The Talmud (Megillah 13a; expounding I Chronicles 4:18) and the Midrash (Shmot Rabbah 40:4; Vayikrah Rabbah 1:3; Yalkut Shimoni Shemot 166) convey to us that Moshe actually had ten names: Moshe, Toviah, Halevi, Chever, Yekutiel, Avi Zanuach, Avi Suchah, Yered, Avigdor, and Shemayah.
Of these names, three were those given to him by his parents: Toviah, Chever and Yekutiel. Yet of all these names we do not find him referred to or called by Hashem by any of them save for Moshe, Moshe being the name given him by Batyah the daughter of Pharaoh. And the Midrash (Vayikra Rabbah) states: “Hashem said to Moshe: ‘On your life, from all these names by which you are called, I do not call you but by the name given you by Batyah daughter of Pharoah. So great was the merit of this woman who saved the life of Hashem’s chosen to redeem, to lead and to teach His chosen people.
Thus we see that Moshe, a name given to him by one of flesh and blood by agreement with Hashem becomes an elevated name, one of significance and importance.

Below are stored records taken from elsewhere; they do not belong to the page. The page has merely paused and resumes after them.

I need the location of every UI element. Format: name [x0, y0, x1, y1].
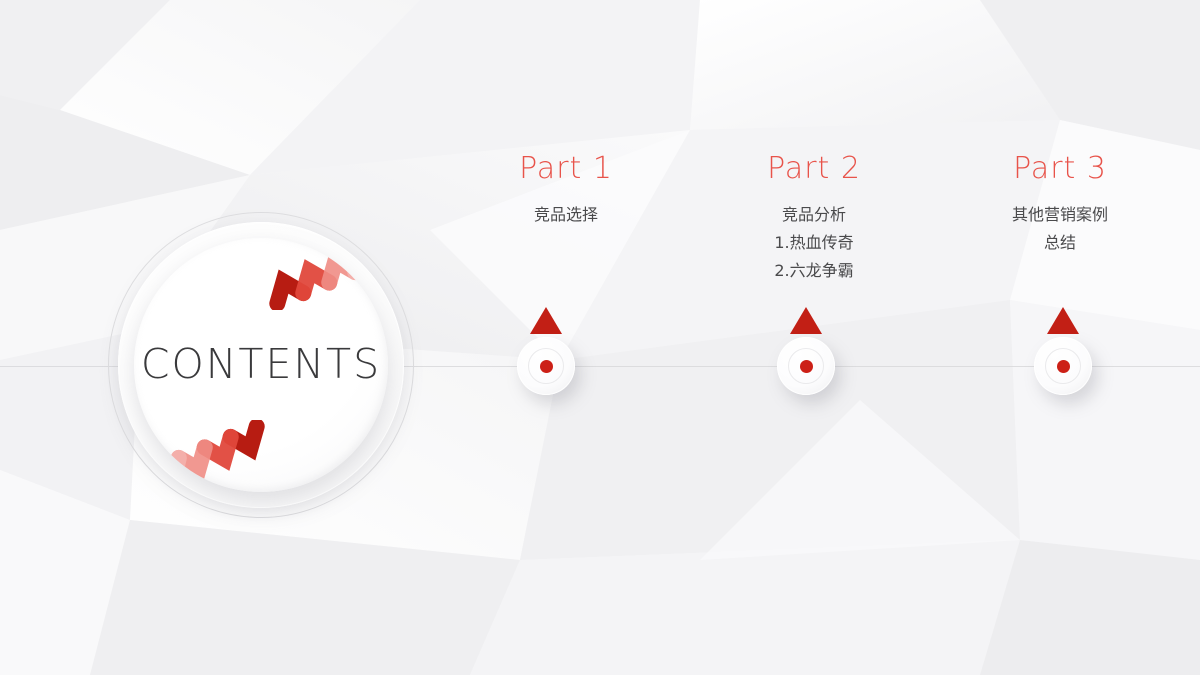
- contents-title: CONTENTS: [134, 340, 388, 388]
- triangle-marker-icon: [1047, 307, 1079, 334]
- node-dot-icon: [1057, 360, 1070, 373]
- part-line: 竞品选择: [446, 201, 686, 229]
- part-lines-2: 竞品分析 1.热血传奇 2.六龙争霸: [694, 201, 934, 285]
- part-column-1: Part 1 竞品选择: [446, 152, 686, 229]
- part-lines-1: 竞品选择: [446, 201, 686, 229]
- triangle-marker-icon: [530, 307, 562, 334]
- node-dot-icon: [800, 360, 813, 373]
- part-line: 1.热血传奇: [694, 229, 934, 257]
- timeline-node-1[interactable]: [517, 337, 575, 395]
- contents-disc: CONTENTS: [134, 238, 388, 492]
- part-title-2: Part 2: [694, 152, 934, 185]
- part-line: 竞品分析: [694, 201, 934, 229]
- timeline-node-2[interactable]: [777, 337, 835, 395]
- node-dot-icon: [540, 360, 553, 373]
- triangle-marker-icon: [790, 307, 822, 334]
- chevron-decoration-top-right: [254, 240, 388, 310]
- timeline-node-3[interactable]: [1034, 337, 1092, 395]
- part-line: 其他营销案例: [940, 201, 1180, 229]
- slide-canvas: CONTENTS Part 1 竞品选择 Part 2 竞品分析 1.热血传奇 …: [0, 0, 1200, 675]
- part-line: 总结: [940, 229, 1180, 257]
- part-lines-3: 其他营销案例 总结: [940, 201, 1180, 257]
- contents-circle: CONTENTS: [108, 212, 414, 518]
- part-column-3: Part 3 其他营销案例 总结: [940, 152, 1180, 257]
- part-column-2: Part 2 竞品分析 1.热血传奇 2.六龙争霸: [694, 152, 934, 285]
- part-title-1: Part 1: [446, 152, 686, 185]
- part-title-3: Part 3: [940, 152, 1180, 185]
- chevron-decoration-bottom-left: [140, 420, 280, 490]
- part-line: 2.六龙争霸: [694, 257, 934, 285]
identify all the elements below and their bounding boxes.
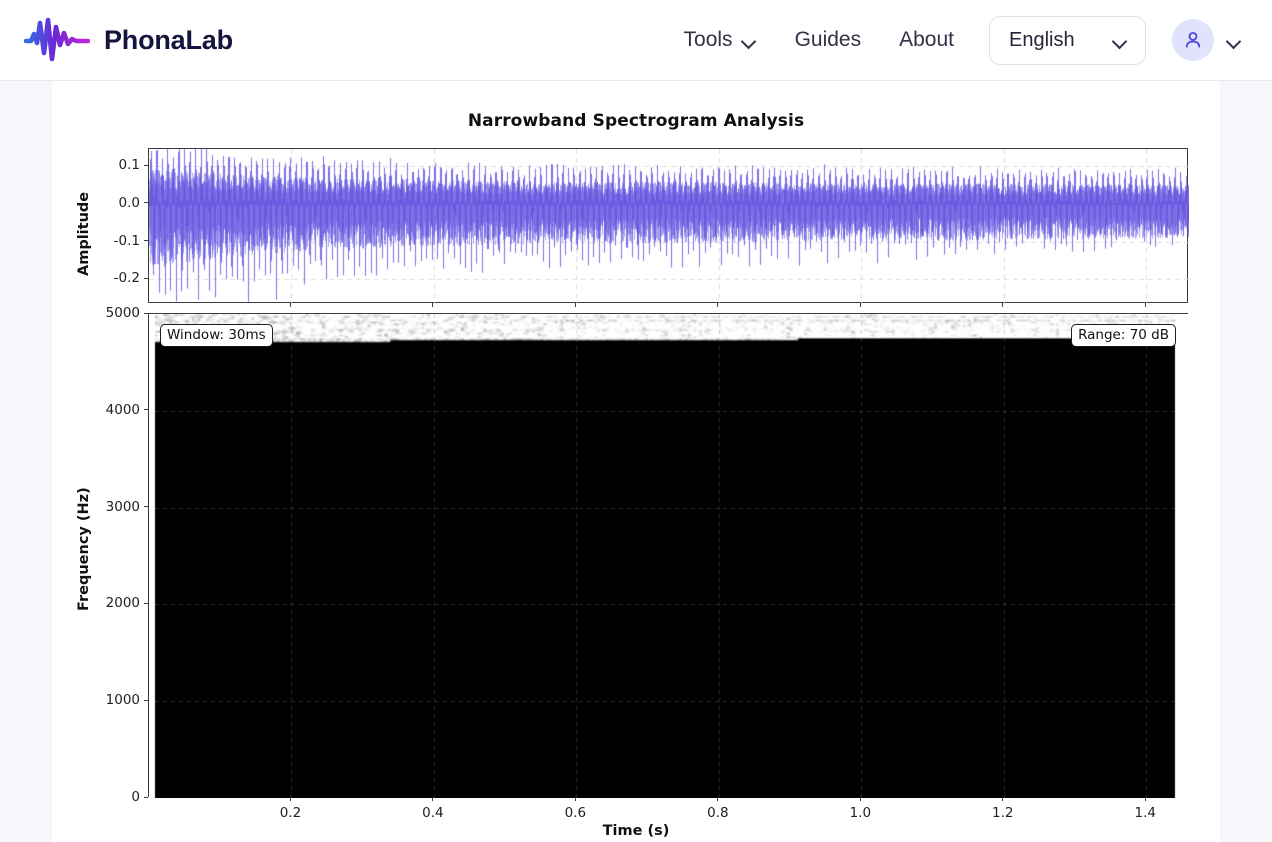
spectrogram-y-tick: 5000 [96, 305, 140, 321]
page-background: Narrowband Spectrogram Analysis Window: … [0, 81, 1272, 842]
x-tick: 1.4 [1135, 805, 1156, 821]
tick-mark [144, 700, 148, 701]
waveform-y-tick: 0.1 [102, 157, 140, 173]
spectrogram-y-tick: 3000 [96, 499, 140, 515]
tick-mark [717, 303, 718, 307]
nav-item-label: Guides [795, 28, 862, 52]
language-selector[interactable]: English [989, 16, 1146, 65]
waveform-y-axis-label: Amplitude [76, 192, 92, 276]
tick-mark [290, 797, 291, 801]
x-tick: 0.2 [280, 805, 301, 821]
avatar[interactable] [1172, 19, 1214, 61]
tick-mark [144, 165, 148, 166]
window-annotation: Window: 30ms [160, 324, 273, 347]
account-menu[interactable] [1172, 19, 1242, 61]
x-tick: 1.2 [992, 805, 1013, 821]
tick-mark [575, 797, 576, 801]
tick-mark [1002, 303, 1003, 307]
spectrogram-y-tick: 1000 [96, 692, 140, 708]
tick-mark [860, 303, 861, 307]
tick-mark [575, 303, 576, 307]
waveform-logo-icon [24, 17, 90, 63]
spectrogram-y-axis-label: Frequency (Hz) [76, 487, 92, 611]
page-title: Narrowband Spectrogram Analysis [52, 111, 1220, 131]
x-tick: 0.8 [707, 805, 728, 821]
x-tick: 0.6 [565, 805, 586, 821]
spectrogram-y-tick: 4000 [96, 402, 140, 418]
tick-mark [144, 603, 148, 604]
brand-name: PhonaLab [104, 25, 233, 56]
tick-mark [144, 506, 148, 507]
tick-mark [144, 202, 148, 203]
chevron-down-icon [1113, 36, 1128, 45]
tick-mark [1002, 797, 1003, 801]
chevron-down-icon [742, 36, 757, 45]
x-tick: 0.4 [422, 805, 443, 821]
tick-mark [432, 303, 433, 307]
tick-mark [1145, 303, 1146, 307]
nav-item-label: About [899, 28, 954, 52]
tick-mark [860, 797, 861, 801]
waveform-y-tick: -0.2 [102, 270, 140, 286]
tick-mark [432, 797, 433, 801]
spectrogram-y-tick: 2000 [96, 595, 140, 611]
nav-item-label: Tools [684, 28, 733, 52]
x-axis-label: Time (s) [52, 823, 1220, 839]
tick-mark [144, 240, 148, 241]
user-person-icon [1181, 28, 1205, 52]
spectrogram-figure: Narrowband Spectrogram Analysis Window: … [52, 81, 1220, 842]
brand[interactable]: PhonaLab [24, 17, 233, 63]
nav-item-tools[interactable]: Tools [665, 28, 776, 52]
tick-mark [144, 313, 148, 314]
tick-mark [144, 278, 148, 279]
tick-mark [144, 409, 148, 410]
waveform-plot[interactable] [148, 148, 1188, 303]
site-header: PhonaLab Tools Guides About English [0, 0, 1272, 81]
chevron-down-icon [1227, 36, 1242, 45]
nav-item-guides[interactable]: Guides [776, 28, 881, 52]
tick-mark [290, 303, 291, 307]
range-annotation: Range: 70 dB [1071, 324, 1176, 347]
spectrogram-plot[interactable]: Window: 30ms Range: 70 dB [148, 313, 1188, 797]
main-navigation: Tools Guides About English [665, 16, 1242, 65]
tick-mark [717, 797, 718, 801]
x-tick: 1.0 [850, 805, 871, 821]
analysis-card: Narrowband Spectrogram Analysis Window: … [52, 81, 1220, 842]
tick-mark [144, 797, 148, 798]
tick-mark [1145, 797, 1146, 801]
nav-item-about[interactable]: About [880, 28, 973, 52]
spectrogram-y-tick: 0 [96, 789, 140, 805]
language-value: English [1009, 29, 1075, 52]
waveform-y-tick: -0.1 [102, 233, 140, 249]
waveform-y-tick: 0.0 [102, 195, 140, 211]
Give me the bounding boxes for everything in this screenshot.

Now let us return to the name of Yitzchak. As we noted, both names – Avraham and Yisrael – represent a higher level of importance than the original name and are in fact both name and respectful title at the same time. As for Yitzchak, his name was never changed to give him a respectful title and yet we find that Yaakov invokes his father’s name.
The origin of Yitzchak’s name is interesting. When the angels, disguised as wayfarers, visited Avraham (Genesis 18:9), they ask: “Where is your wife, Sarah?” Sforno explains that they came specifically to her to deliver the news that she will bear a child to Avraham. Her reaction was: “And Sarah laughed to herself.” She laughed due to her advanced age.
Later on, at his birth and after Avraham named him Yizchak, Sarah remarks that Hashem has made laughter for her – “Yitzchak li.” Rashi (Genesis 21:6) explains that great joy was visited upon many barren women who became pregnant at that time, many of the sick were healed, many prayers were answered due to Sarah and there was great happiness in the world at that time. Thus, Yitzchak’s birth was not only a great source of joy to Avraham and Sarah but a source of joy in the world with these many barren women who gave birth.
Ibn Ezra explains that when Avraham named Yitzchak he did not add any other name or change it [altogether], because he was commanded to give him that name.
Now we understand that Yitzchak was given his elevated name at birth. Later on, Avraham is commanded by Hashem (Genesis 22:2): “And he said please take your son, your only, whom you love – Isaac – and go to the land of Moriah, bring him up there as an offering upon one of the mountains which I shall tell you.”
If we follow the wording of the verse carefully, Rashi notes the command was not to slaughter Yitzchak but rather to bring him as an oleh – to raise him up, to elevate him. Indeed, Yitzchak was imbued with such a high level of sanctity that he was not permitted to leave the boundaries of the Land of Canaan, which was to become Eretz Yisrael, a land that Hashem imbued with a special kedusha. Noteworthy is that when one goes to Eretz Yisrael from anywhere in the world, one makes aliyah, one rises – and that is what Yitzchak Avinu represents.
Now we can understand how Yaakov invokes his father’s name. Yitzchak was not only his birth name but it was his respectful title as well.